Aging infrastructure and low inventory of records could weaken future crisis response, GAO says
The U.S. Strategic Petroleum Reserve (SPR) is at increasing risk of failing to respond adequately to future energy crises because of aging infrastructure and short-recorded inventories, the Government Accountability Office has warned.
The US Congress created the SPR in 1975 after the Arab oil embargo to provide the US with emergency protection against major supply disruptions. The reservoir, which in theory could store more than 700 million barrels of crude oil in underground salt caverns along the Gulf Coast in Texas and Louisiana, has been hit hard in recent years.
The report, made public by the Government Accountability Office (GAO) earlier this week, found that by December 2025, the SPR’s oil removal capacity had declined to about 61% of original design capacity, while replenishment capacity reached 56%. More than a quarter of the oil stored in the reservoir was temporarily unavailable due to construction work and cave-ins.
The emergency stockpile has provided more than 500 million barrels of crude oil since 1985, with nearly 70% of that amount drawn down between 2014 and 2025. The emergency withdrawal of 180 million barrels in 2022 following the escalation of the conflict in Ukraine put the SPR’s capacity to the test.
In March 2026, the Department of Energy began releasing another 172 million barrels in response to the US-Israeli war on Iran that began in late February, which sent crude prices soaring and disrupted global oil supplies. As of late June, the SPR held just 325.7 million barrels, its lowest level since 1983.
The agency warned that the nation’s emergency stockpile may not be able to meet future curtailment orders if significant improvements are not made.
Most SPR infrastructure is more than four decades old. Many critical components, including pumps, pipes and valves installed when the reservoir was built in the late 1970s and 1980s, are now operating well beyond their intended service life.

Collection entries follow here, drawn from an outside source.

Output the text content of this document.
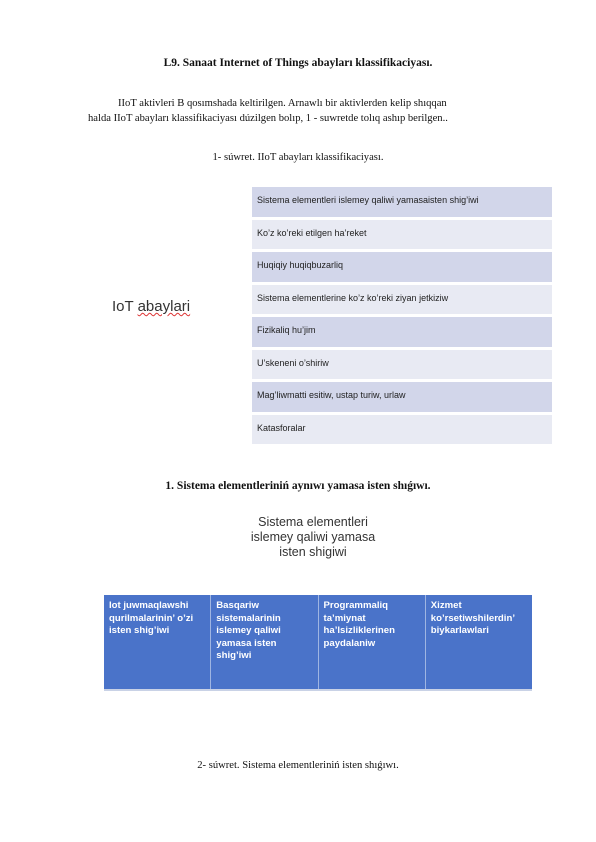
L9. Sanaat Internet of Things abayları klassifikaciyası.
IIoT aktivleri B qosımshada keltirilgen. Arnawlı bir aktivlerden kelip shıqqan
halda IIoT abayları klassifikaciyası dúzilgen bolıp, 1 - suwretde tolıq ashıp berilgen..
1- súwret. IIoT abayları klassifikaciyası.
IoT abaylari
Sistema elementleri islemey qaliwi yamasaisten shig’iwi
Ko’z ko’reki etilgen ha’reket
Huqiqiy huqiqbuzarliq
Sistema elementlerine ko’z ko’reki ziyan jetkiziw
Fizikaliq hu’jim
U’skeneni o’shiriw
Mag’liwmatti esitiw, ustap turiw, urlaw
Katasforalar
1. Sistema elementleriniń aynıwı yamasa isten shıǵıwı.
Sistema elementleri
islemey qaliwi yamasa
isten shigiwi
Iot juwmaqlawshi qurilmalarinin’ o’zi isten shig’iwi
Basqariw sistemalarinin islemey qaliwi yamasa isten shig’iwi
Programmaliq ta’miynat ha’lsizliklerinen paydalaniw
Xizmet ko’rsetiwshilerdin’ biykarlawlari
2- súwret. Sistema elementleriniń isten shıǵıwı.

“Investment in SPR is no longer compatible with the needs of the old age reserve,” Gao said, warning of “imminent operational constraints” caused by infrastructure wear and tear, maintenance backlog, and reduced operational capacity.
It also said the Department of Energy has not updated its long-term SPR strategy since 2016, despite major upheavals in global energy markets and repeated emergency cuts.
GAO highlighted the decade-long, $1.4 billion Life Extension Phase 2 project to upgrade aging SPR equipment, which has been plagued by delays and scope reductions. The current iteration of maintenance alone would cost nearly $230 million to address, according to DOE estimates from December 2025.